La nevrosi di cui soffre Renzi
L’ex presidente del Consiglio sembra non aver capito perché è stato sconfitto al referendum. Invece di utilizzare il principio di mediazione, seguendo una forma di «coazione a ripetere» si ostina a scagliarsi contro tutti. Con una prospettiva quasi certa:
Sigmund Freud definì «coazione a ripetere» quella forma di nevrosi che anziché ricordare e riconoscere il trauma subito, per superarlo lo ripete all’infinito. Ben prima di Freud gli antichi avevano decretato che sbagliare è umano, perseverare nell’errore diabolico. L’errore che Matteo Renzi continua a ripetere è quello della superbia, che gli fa rimuovere il trauma del 4 dicembre e gli errori che l’hanno preceduto. Allora affrontò il referendum come fosse un’elezione politica trattando come «accozzaglia» la maggioranza di italiani visibilmente contraria alla sua riforma e a lui. All’indomani del referendum, costretto dalla decenza a dimettersi da premier, contro ogni logica cercò di correre alle urne alla ricerca di un’immediata rivincita. Ricondotto da Sergio Mattarella a più miti consigli ha continuato a volere elezioni anticipate ad aprile, poi a giugno, poi a settembre. Nel frattempo, fotocopiatosi nel ministero e nei ministri di Paolo Gentiloni, si è impegnato a guidare il governo dal partito. Ha imposto scelte e indirizzi o paralizzato l’azione dell’esecutivo secondo personalissime valutazioni - per esempio attizzando sospetti e ostilità contro i ministri tecnici colpevoli di dover far quadrare entrate e uscite. Intanto si ricandidava alla segreteria e alle primarie del Pd deciso a liquidare gli oppositori interni.
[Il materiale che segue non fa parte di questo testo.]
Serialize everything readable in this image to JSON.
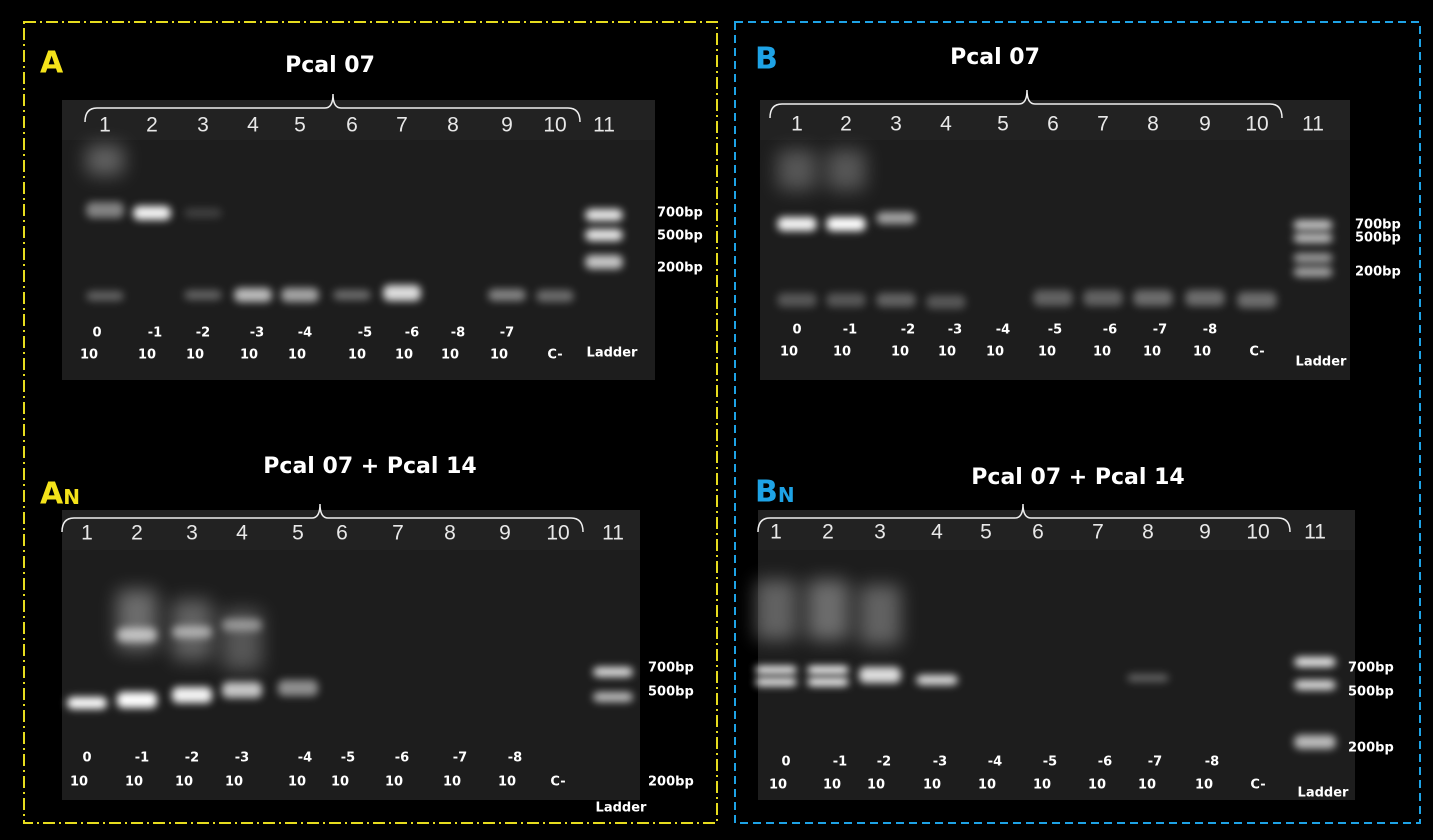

Come tutti hanno capito, la scissione di Pierluigi
Bersani, Roberto Speranza, Enrico Rossi è il frutto di un clima interno intossicato da risentimenti personali che hanno scavato un fossato ben più profondo delle divergenze politiche. Ancora una volta la coazione a ripetere ha portato Renzi a inscenare una sfida da «solo contro tutti». Ancora una volta, persa la lucidità, è riapparsa l’ostinazione cieca di chi anche contro i propri interessi crede che comandare significhi solo impartire ordini e non anche mediare, smussare, concedere qualcosa per ottenere l’essenziale. Ancora una volta Renzi sembra ignorare che la possibilità di una politica comincia quando si depongono le armi e si comincia a negoziare.
Ancora adesso, poiché non ricorda, Renzi continua
a ripetersi. Non pensa a come comporre una futura maggioranza, affronta le elezioni come se lui e il suo partito potessero vincerle da soli. Se ricordasse si accorgerebbe che il Pd, dalle europee del 2014 ha perso circa un terzo dei suoi elettori e non ha più uno straccio di alleato. Il partito di Alfano che non-si-sa-più-nemmeno-come-si-chiami risulta «non pervenuto» nelle rilevazioni demoscopiche. Analogo destino incombe sui transfughi di Scelta Civica e sui seguaci di Denis Verdini. Infine, la scissione di Bersani - in sé davvero poca cosa - e la diaspora dei partitini di sinistra rende aleatoria l’ipotesi di una maggioranza «progressista». Dunque, se, come sembra, la legge elettorale sarà proporzionale con modesto premio a chi arriva primo, cosa dobbiamo aspettarci? Se il premio andrà al primo partito lo prenderà Beppe Grillo. Se andrà alla coalizione lo prenderà il centrodestra. In entrambi i casi al Pd non resterà che sperare che Grillo candidi Virginia Raggi premier o che Matteo Salvini «suicidi» il centrodestra.